My application is using Spring Integration for email polling from Outlook mailbox.
As, it is receiving the String (email body)from an external system (Outlook), So I have no control over it.
For Example,
String emailBodyStr= "rejected by sundar14-\u200B.";
Now I am trying to remove the unicode character \u200B from this String.
What I tried already.
Try#1:
emailBodyStr = emailBodyStr.replaceAll("\u200B", "");
Try#2:
`emailBodyStr = emailBodyStr.replaceAll("\u200B", "").trim();`
Try#3 (using Apache Commons):
StringEscapeUtils.unescapeJava(emailBodyStr);
Try#4:
StringEscapeUtils.unescapeJava(emailBodyStr).trim();
Nothing worked till now.
When I tried to print this String using below code.
logger.info("Comment BEFORE:{}",emailBodyStr);
logger.info("Comment AFTER :{}",emailBodyStr);
In Eclipse console, it is NOT printing unicode char,
Comment BEFORE:rejected by sundar14-.
But the same code prints the unicode char in Linux console as below.

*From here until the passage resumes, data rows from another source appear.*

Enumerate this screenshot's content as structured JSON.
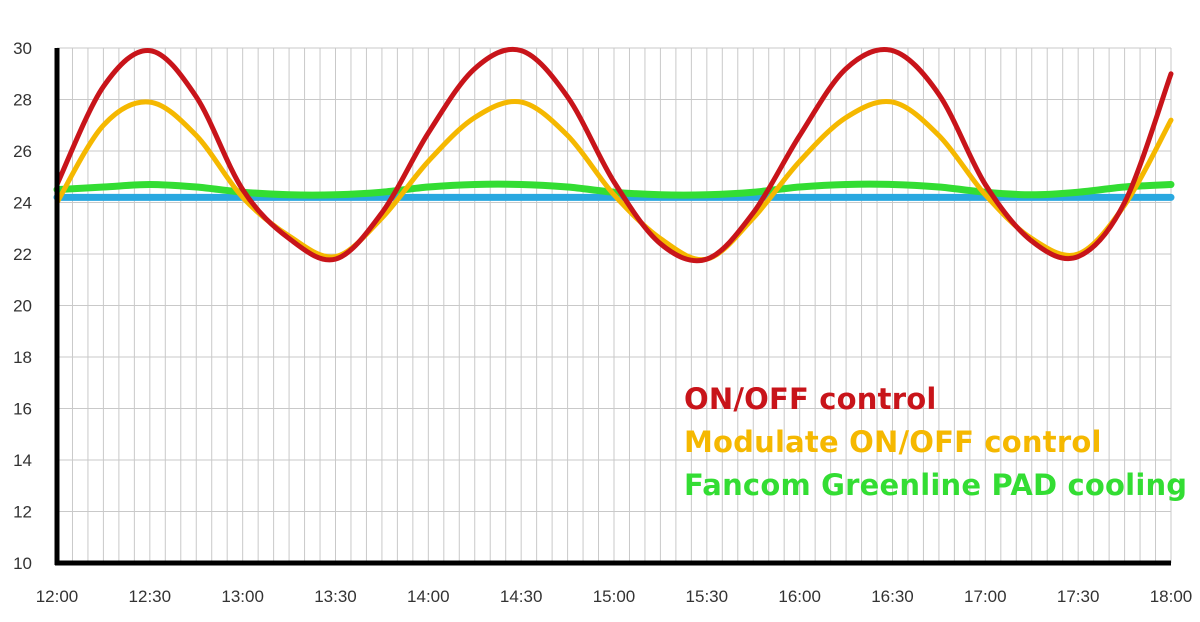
{
  "chart_data": {
    "type": "line",
    "title": "",
    "xlabel": "",
    "ylabel": "",
    "x_ticks": [
      "12:00",
      "12:30",
      "13:00",
      "13:30",
      "14:00",
      "14:30",
      "15:00",
      "15:30",
      "16:00",
      "16:30",
      "17:00",
      "17:30",
      "18:00"
    ],
    "xlim": [
      "12:00",
      "18:00"
    ],
    "y_ticks": [
      10,
      12,
      14,
      16,
      18,
      20,
      22,
      24,
      26,
      28,
      30
    ],
    "ylim": [
      10,
      30
    ],
    "grid": true,
    "legend_position": "bottom-right",
    "x": [
      "12:00",
      "12:15",
      "12:30",
      "12:45",
      "13:00",
      "13:15",
      "13:30",
      "13:45",
      "14:00",
      "14:15",
      "14:30",
      "14:45",
      "15:00",
      "15:15",
      "15:30",
      "15:45",
      "16:00",
      "16:15",
      "16:30",
      "16:45",
      "17:00",
      "17:15",
      "17:30",
      "17:45",
      "18:00"
    ],
    "series": [
      {
        "name": "ON/OFF control",
        "color": "#c8141a",
        "values": [
          24.7,
          28.5,
          29.9,
          28.1,
          24.5,
          22.6,
          21.8,
          23.6,
          26.7,
          29.2,
          29.9,
          28.1,
          24.8,
          22.4,
          21.8,
          23.6,
          26.6,
          29.2,
          29.9,
          28.2,
          24.7,
          22.5,
          21.9,
          24.0,
          29.0
        ]
      },
      {
        "name": "Modulate ON/OFF control",
        "color": "#f5b800",
        "values": [
          24.0,
          27.0,
          27.9,
          26.6,
          24.2,
          22.7,
          21.9,
          23.4,
          25.6,
          27.3,
          27.9,
          26.6,
          24.3,
          22.6,
          21.8,
          23.4,
          25.6,
          27.3,
          27.9,
          26.6,
          24.3,
          22.6,
          22.0,
          23.9,
          27.2
        ]
      },
      {
        "name": "Fancom Greenline PAD cooling",
        "color": "#33dd33",
        "values": [
          24.5,
          24.6,
          24.7,
          24.6,
          24.4,
          24.3,
          24.3,
          24.4,
          24.6,
          24.7,
          24.7,
          24.6,
          24.4,
          24.3,
          24.3,
          24.4,
          24.6,
          24.7,
          24.7,
          24.6,
          24.4,
          24.3,
          24.4,
          24.6,
          24.7
        ]
      },
      {
        "color": "#29a8e0",
        "values": [
          24.2,
          24.2,
          24.2,
          24.2,
          24.2,
          24.2,
          24.2,
          24.2,
          24.2,
          24.2,
          24.2,
          24.2,
          24.2,
          24.2,
          24.2,
          24.2,
          24.2,
          24.2,
          24.2,
          24.2,
          24.2,
          24.2,
          24.2,
          24.2,
          24.2
        ]
      }
    ]
  }
}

Comment BEFORE:rejected by sundar14-\u200B.
I read some examples where str.replace() is recommended, but please note that examples uses javascript, PHP and not Java.
答案 0 :(得分:7)
最后,我可以删除' Zero Width Space'使用' Unicode Regex'。
String plainEmailBody = new String();
plainEmailBody = emailBodyStr.replaceAll("[\\p{Cf}]", "");
参考以查找Unicode字符的类别。
Character类列出了所有这些unicode类别。
注1:当我从 Outlook电子邮件正文收到此字符串时,无我的问题中列出的方法正在运行。
我的应用程序正在从外部系统接收字符串 ( Outlook ),所以我无法控制它。
注2:此SO answer帮助我了解 Unicode正则表达式。